To address this gap, cities in Colorado have turned to their agricultural neighbors for water, using “buy and dry” to secure water rights. When combined with development pressure, Colorado has lost 850,000 acres – about 25 percent of the state’s irrigated farmland – and is projected to lose another 20 percent in the years to come.
So how can the state continue to grow without drying up valuable farmland and impacting rural economies?
A new approach
That’s where ATMs come in. ATMs are flexible and innovative ways to maintain farmland viability and introduce a new source of income for agricultural producers, all while freeing up water to meet demand in cities. This approach enables farmers to “create” – or free up – water on agricultural land and “lease” it to different users.
That might mean a farmer deficit irrigates his or her land and transfers water into a water bank, fallows some fields and leases water during a drought, switches to a less water-intensive crop and leases the savings, or combinations therein depending on the circumstances.
Importantly farmland stays farmland.
The financial case for ATMs
Most ATMs are cost competitive for cities over “buy and dry” and other traditional water acquisition methods.
Why haven’t ATMs been more widely adopted in Colorado?
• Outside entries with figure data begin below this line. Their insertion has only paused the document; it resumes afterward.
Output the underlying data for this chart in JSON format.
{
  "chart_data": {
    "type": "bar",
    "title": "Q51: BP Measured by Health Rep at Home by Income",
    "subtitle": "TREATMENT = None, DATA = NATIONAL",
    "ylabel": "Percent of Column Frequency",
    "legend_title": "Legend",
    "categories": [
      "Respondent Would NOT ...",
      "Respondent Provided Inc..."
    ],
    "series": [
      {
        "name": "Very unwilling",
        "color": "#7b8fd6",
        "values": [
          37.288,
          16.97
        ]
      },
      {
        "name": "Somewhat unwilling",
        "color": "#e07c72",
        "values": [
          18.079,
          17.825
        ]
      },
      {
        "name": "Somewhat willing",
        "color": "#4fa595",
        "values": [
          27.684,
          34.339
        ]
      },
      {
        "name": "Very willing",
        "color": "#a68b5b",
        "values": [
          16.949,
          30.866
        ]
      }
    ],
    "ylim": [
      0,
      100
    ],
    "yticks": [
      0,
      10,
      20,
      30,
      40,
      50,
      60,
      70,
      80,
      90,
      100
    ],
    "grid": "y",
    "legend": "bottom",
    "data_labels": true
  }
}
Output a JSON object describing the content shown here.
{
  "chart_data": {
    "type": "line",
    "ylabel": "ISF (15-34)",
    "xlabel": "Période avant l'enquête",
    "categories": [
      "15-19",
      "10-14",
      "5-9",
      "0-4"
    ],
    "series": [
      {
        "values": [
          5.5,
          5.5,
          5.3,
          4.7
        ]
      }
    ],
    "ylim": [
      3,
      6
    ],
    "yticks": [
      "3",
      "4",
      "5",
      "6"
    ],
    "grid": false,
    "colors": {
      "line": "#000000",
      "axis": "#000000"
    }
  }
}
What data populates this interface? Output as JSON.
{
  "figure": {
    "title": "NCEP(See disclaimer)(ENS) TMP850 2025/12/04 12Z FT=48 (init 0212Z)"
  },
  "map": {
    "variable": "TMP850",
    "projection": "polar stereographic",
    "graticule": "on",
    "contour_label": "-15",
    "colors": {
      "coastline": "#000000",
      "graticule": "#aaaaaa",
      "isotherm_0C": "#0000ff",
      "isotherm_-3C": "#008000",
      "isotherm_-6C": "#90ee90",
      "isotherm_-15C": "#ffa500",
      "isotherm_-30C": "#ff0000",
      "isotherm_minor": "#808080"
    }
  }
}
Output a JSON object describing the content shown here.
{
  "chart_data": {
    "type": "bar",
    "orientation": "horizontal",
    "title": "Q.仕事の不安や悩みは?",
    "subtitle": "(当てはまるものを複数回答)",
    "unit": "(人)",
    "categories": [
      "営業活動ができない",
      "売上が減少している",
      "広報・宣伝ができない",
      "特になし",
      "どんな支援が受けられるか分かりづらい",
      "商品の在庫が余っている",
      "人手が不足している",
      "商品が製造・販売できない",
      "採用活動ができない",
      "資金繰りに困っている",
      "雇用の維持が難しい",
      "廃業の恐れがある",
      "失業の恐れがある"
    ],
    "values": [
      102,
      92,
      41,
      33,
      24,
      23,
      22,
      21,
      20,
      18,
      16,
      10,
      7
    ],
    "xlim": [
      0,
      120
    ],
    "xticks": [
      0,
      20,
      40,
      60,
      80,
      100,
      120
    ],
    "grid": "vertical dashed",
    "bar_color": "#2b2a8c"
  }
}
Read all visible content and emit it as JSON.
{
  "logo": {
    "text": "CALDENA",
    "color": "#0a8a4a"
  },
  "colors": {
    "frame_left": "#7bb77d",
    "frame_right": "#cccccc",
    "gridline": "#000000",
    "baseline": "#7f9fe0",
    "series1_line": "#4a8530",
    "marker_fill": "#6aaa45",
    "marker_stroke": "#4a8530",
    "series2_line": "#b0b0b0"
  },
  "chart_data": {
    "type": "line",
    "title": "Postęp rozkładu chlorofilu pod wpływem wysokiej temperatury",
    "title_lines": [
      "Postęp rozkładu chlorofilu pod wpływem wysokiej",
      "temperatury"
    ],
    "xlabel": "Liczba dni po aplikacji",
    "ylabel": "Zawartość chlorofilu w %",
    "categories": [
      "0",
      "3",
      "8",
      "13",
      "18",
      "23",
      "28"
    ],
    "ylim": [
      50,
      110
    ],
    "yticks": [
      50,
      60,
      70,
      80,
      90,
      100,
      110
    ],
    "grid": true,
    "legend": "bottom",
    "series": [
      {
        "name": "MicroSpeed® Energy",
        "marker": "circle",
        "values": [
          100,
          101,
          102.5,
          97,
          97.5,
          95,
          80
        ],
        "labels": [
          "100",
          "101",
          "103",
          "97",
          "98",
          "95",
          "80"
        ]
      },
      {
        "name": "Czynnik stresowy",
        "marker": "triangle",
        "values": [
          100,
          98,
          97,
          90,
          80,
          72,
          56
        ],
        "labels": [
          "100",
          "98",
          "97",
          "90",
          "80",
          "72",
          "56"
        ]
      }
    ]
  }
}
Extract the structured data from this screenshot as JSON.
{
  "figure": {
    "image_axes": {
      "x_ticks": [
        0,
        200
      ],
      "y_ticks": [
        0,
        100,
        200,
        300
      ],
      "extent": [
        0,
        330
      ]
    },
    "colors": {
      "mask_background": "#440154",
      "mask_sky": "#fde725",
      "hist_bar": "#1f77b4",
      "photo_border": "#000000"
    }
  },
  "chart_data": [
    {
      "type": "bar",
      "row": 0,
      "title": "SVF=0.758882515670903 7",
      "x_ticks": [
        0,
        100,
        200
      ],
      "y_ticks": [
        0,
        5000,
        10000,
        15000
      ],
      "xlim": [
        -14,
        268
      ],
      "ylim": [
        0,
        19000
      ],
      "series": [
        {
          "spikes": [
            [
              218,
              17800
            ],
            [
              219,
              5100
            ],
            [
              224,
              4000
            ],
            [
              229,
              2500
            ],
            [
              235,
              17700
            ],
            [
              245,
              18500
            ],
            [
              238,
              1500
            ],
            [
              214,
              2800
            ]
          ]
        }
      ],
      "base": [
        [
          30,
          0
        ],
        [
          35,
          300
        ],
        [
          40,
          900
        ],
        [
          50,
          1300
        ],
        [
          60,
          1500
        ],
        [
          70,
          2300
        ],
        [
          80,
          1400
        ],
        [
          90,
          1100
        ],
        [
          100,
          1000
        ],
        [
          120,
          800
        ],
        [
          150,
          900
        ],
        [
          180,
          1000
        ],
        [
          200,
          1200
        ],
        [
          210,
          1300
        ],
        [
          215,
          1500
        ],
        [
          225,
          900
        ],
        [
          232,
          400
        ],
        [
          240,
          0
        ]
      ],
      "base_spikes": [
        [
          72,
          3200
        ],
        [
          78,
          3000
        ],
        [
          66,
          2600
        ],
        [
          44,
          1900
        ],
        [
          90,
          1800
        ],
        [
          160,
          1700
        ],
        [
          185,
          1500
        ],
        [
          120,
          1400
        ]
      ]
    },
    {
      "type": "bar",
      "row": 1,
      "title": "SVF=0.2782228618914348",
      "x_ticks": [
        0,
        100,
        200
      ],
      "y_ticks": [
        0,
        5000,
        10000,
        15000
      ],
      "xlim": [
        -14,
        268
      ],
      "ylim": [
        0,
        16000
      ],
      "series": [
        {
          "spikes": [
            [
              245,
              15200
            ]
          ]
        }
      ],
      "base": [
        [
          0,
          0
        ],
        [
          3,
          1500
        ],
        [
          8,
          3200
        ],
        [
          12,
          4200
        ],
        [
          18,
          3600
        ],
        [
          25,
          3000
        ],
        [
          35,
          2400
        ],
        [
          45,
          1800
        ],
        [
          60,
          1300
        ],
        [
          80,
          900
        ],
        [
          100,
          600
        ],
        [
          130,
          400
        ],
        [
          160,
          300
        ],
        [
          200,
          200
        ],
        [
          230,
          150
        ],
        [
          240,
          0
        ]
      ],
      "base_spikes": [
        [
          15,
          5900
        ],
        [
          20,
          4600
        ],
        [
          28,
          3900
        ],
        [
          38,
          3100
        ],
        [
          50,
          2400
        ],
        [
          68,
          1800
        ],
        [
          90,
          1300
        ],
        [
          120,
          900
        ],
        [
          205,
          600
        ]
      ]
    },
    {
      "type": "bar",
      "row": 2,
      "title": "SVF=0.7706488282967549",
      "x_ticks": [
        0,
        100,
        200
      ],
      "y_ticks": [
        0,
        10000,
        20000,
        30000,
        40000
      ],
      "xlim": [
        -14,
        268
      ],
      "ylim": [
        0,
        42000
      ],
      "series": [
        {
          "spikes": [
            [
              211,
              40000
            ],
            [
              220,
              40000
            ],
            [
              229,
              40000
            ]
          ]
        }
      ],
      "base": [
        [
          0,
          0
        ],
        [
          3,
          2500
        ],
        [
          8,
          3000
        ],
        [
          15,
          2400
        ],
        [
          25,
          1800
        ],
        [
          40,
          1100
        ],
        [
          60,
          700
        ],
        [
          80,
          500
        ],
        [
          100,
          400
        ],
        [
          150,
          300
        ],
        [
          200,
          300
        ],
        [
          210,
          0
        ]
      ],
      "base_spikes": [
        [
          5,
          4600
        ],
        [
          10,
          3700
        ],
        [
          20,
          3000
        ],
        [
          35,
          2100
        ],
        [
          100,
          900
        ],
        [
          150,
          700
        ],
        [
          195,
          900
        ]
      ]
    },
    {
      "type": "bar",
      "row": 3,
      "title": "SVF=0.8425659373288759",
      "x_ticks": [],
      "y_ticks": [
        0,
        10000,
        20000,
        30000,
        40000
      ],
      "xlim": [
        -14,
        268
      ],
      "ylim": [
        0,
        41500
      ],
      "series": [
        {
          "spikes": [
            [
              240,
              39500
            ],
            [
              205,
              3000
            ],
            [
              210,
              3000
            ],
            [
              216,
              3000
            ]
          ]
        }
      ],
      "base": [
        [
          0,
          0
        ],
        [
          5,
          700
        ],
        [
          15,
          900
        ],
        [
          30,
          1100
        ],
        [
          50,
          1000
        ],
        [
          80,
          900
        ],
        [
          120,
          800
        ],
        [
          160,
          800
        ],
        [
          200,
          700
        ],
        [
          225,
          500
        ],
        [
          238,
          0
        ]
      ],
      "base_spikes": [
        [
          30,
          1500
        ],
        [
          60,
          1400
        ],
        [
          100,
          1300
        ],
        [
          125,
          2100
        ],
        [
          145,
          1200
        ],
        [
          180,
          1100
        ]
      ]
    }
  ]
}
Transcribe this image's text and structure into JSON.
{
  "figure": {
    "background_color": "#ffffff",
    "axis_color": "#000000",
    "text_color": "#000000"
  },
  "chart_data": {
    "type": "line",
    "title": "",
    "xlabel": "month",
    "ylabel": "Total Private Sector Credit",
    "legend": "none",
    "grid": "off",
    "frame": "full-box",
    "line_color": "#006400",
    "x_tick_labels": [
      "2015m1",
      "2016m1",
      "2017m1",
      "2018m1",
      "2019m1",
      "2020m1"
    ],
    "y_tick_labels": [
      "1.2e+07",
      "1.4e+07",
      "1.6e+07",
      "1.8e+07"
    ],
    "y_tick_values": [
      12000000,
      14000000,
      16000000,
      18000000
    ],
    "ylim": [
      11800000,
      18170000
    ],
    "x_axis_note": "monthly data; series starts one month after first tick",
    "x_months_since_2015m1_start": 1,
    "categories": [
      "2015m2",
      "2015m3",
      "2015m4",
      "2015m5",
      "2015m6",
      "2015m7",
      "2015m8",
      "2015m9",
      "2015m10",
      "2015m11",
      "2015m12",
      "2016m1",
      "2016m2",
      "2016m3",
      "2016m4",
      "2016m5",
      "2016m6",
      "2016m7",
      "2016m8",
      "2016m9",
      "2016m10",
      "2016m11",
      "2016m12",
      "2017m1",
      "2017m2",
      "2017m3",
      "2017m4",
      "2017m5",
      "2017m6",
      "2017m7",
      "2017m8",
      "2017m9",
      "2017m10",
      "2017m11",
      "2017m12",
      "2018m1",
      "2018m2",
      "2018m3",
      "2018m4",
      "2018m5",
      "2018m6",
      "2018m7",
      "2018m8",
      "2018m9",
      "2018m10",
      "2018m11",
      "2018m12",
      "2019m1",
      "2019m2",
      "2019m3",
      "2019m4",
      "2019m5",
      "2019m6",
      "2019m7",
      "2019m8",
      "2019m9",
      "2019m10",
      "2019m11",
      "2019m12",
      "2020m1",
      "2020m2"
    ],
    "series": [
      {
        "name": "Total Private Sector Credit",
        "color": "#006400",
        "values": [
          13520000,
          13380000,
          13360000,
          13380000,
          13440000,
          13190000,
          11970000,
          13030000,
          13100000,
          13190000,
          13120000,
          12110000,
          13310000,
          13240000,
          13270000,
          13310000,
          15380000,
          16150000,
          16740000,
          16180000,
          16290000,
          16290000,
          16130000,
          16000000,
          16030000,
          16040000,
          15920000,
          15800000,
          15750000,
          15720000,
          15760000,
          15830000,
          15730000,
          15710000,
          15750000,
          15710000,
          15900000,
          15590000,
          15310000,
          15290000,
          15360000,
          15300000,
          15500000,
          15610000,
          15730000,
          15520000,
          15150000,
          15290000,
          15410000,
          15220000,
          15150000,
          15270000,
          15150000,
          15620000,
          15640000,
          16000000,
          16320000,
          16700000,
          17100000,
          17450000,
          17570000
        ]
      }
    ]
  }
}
It’s a story of classic market failure. While buy and dry is cheap and easy to implement, it produces external costs to society and the environment. Meanwhile, the benefits of ATMs are drowned out by the complications caused by water court processes, engineering and legal fees, and administrative obstacles.
In Alternative Water Transfers in Colorado, we examined two Colorado cities to determine whether recent changes to state water-rights policies had the potential to make ATMs easier and less costly to implement, therefore opening the door for them to be used more broadly.
We found that, in the short term (less than 30 years), most ATMs were cost competitive for cities over “buy and dry” and other traditional water acquisition methods. That’s a promising result. Especially given a recent study by Colorado Cattlemen’s Association, which showed that agricultural producers are interested in leasing their water.
Cities as part of the solution
The conventional wisdom in Colorado has been that it’s too expensive to lease water. Now we know that ATMs are not only a novel approach to water management, but also a unique opportunity for cities to be part of the solution – providing safe, reliable drinking water while maintaining farmland and promoting healthy streams.
What we need now are cities that are willing to try something a little bit different, and match them up with agricultural producers who are willing to flexibly manage their water.
Hurdles – both cultural and legal – lie ahead and will need to be addressed. But we’re confident that ATMs provide the flexibility we need to reallocate water to where it is needed most, without drying up our farms or degrading our streams.